Need more? Here are four sentences with about 6 reasons why the US-Israel link not only flourishes but is likely to remain strong: "The two countries share intelligence on terrorism, nuclear proliferation, and Middle Eastern politics. Israel’s military experiences have shaped the United States’ approach to counterterrorism and homeland security. The two governments work together to develop sophisticated military technology, such as the David’s Sling counter-rocket and Arrow missile defense systems, which may soon be ready for export to other U.S. allies. Israel has also emerged as an important niche defense supplier to the U.S. military, with sales growing from $300 million per year before September 11 to $1.1 billion in 2006, due to the wars in Afghanistan and Iraq. Israel’s military research and development complex has pioneered many cutting-edge technologies that are transforming the face of modern war, including cyberweapons, unmanned vehicles (such as land robots and aerial drones), sensors and electronic warfare systems, and advanced defenses for military vehicles."

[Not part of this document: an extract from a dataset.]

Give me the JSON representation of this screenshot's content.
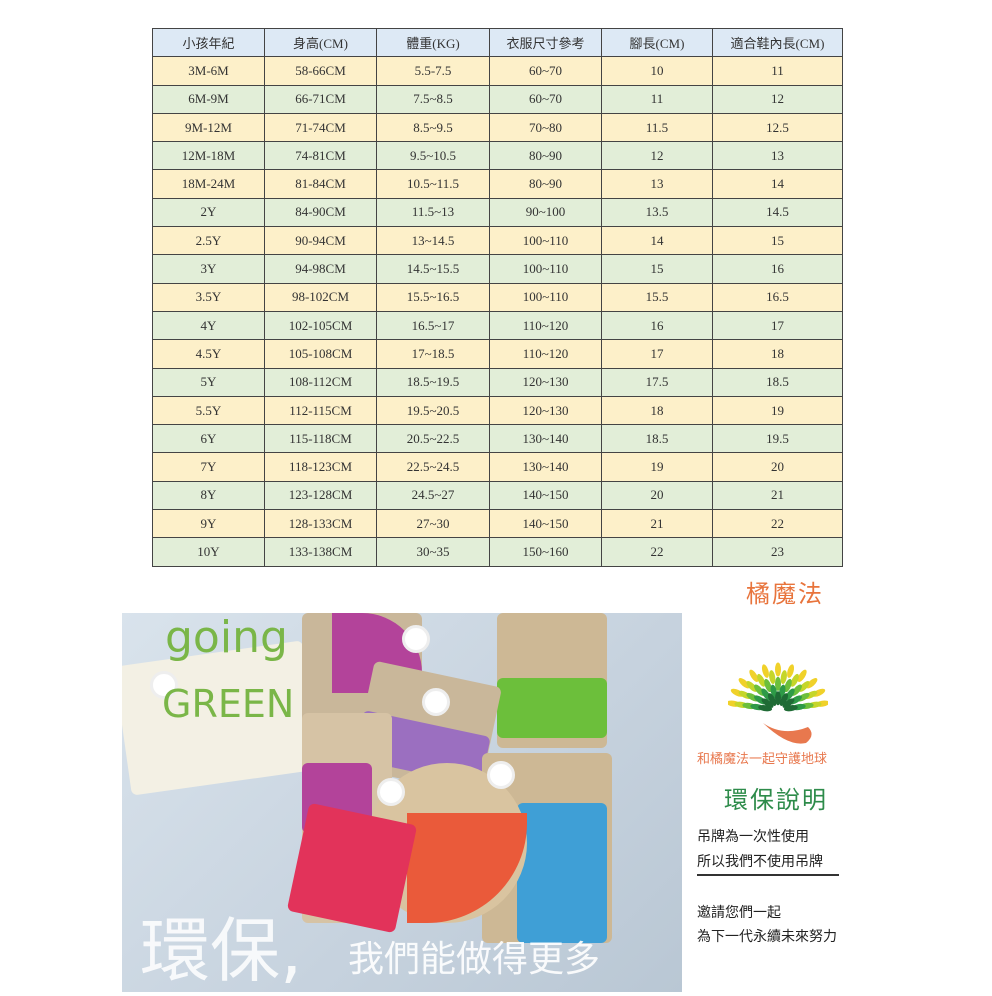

Thus, my argument is that it probably doesn't matter who the US President is, or what his rhetoric is, this link aian't gonna be broken any time soon. Don't (want to) believe me? Then read the article, and come up with your counter-arguments:

By: Brian Goldfarb


Dick Stanley said...

Uh, well, let's start with this current president throwing Israel's longtime supporter-by-treaty Mubarek under the bus, then supporting (financially and who knows how else) his Islamist jihadi replacements who probably have no intention of playing nice with Israel. Then, there was Daffy Duck, who had recently begun cooperating with us against Iran. He also got pushed out and then murdered while we merrily supported his replacements, who also seem to be Islamists who have no love for the Zionist entity. That's two American-fomented strikes against Israel right there.

I have no doubt the relationship was and is good for the U.S., and that the link (at least the sympathetic link) won't ever be broken, but it's a new U.S., in case you haven't noticed (or don't believe it yet). This president is different. He rules by executive order and one of the things he's doing with it is downsizing the American military, which might not be in a position to help out with C-130s full of bombs and ammo the next time the Arabs decide to go to war with Israel.

Brian Goldfarb said...

Umm, re Egyptian Islamic Jihadists, how come Morsi sent a nice letter to Peres, along with his Ambassador? He didn't need to, protocol doesn't demand it, just the "letters patent" pertaining to this person being the duly appointed Ambassador, etc and so forth.

Just askin'

Dick Stanley said...

Umm, why has Morsi now withdrawn his Ambassador and is threatening to defend Gaza against the IDF? Just askin'

Brian Goldfarb said...

Because he has to? To retain credibility with his constituency? Do we really think he wants to lose another several thousand Egyptian troops and huge amounts of equipment to another disastrous war with the "Zionist entity"?

Dick Stanley said...

"His constituency"? I hardly would rank Morsi as a democratic pol worried about his "base." Anyway, the days of Arab conventional war, i.e. massed troops along borders and advancing tanks, seem to be over. He doesn't have to lose anything, including his billions from Obama, to help arm Hamas with American weapons, perhaps even pass a few score new Jihadi recruits through the Rafah crossing, all neatly disguised as humanitarian aid, of course. The idea is to kill lots of IDF, not Egyptian troops. Have you noticed that behind Obama's "support" he is already talking "de-escalation?" A return to the status quo, which means only "lightly" rocketing and shelling the South. In backing the Brotherhood over Mubarak, Obama has changed the game. Which goes back to your original assertion that American presidents come and go but American policy toward Israel remains the same. If that was true, Mubarak would still be in power.

David All said...

Please do not pay too much attention to Dick. He is still upset that Obama was re-elected. Dick believes that the US is some grand arbitrator that can decide whether leaders of other countries can go or stay. The fact that the Egyptian people had enough of Mubarak and his dictatorship means nothing to him. Obama alone decides who stays in power and who does not.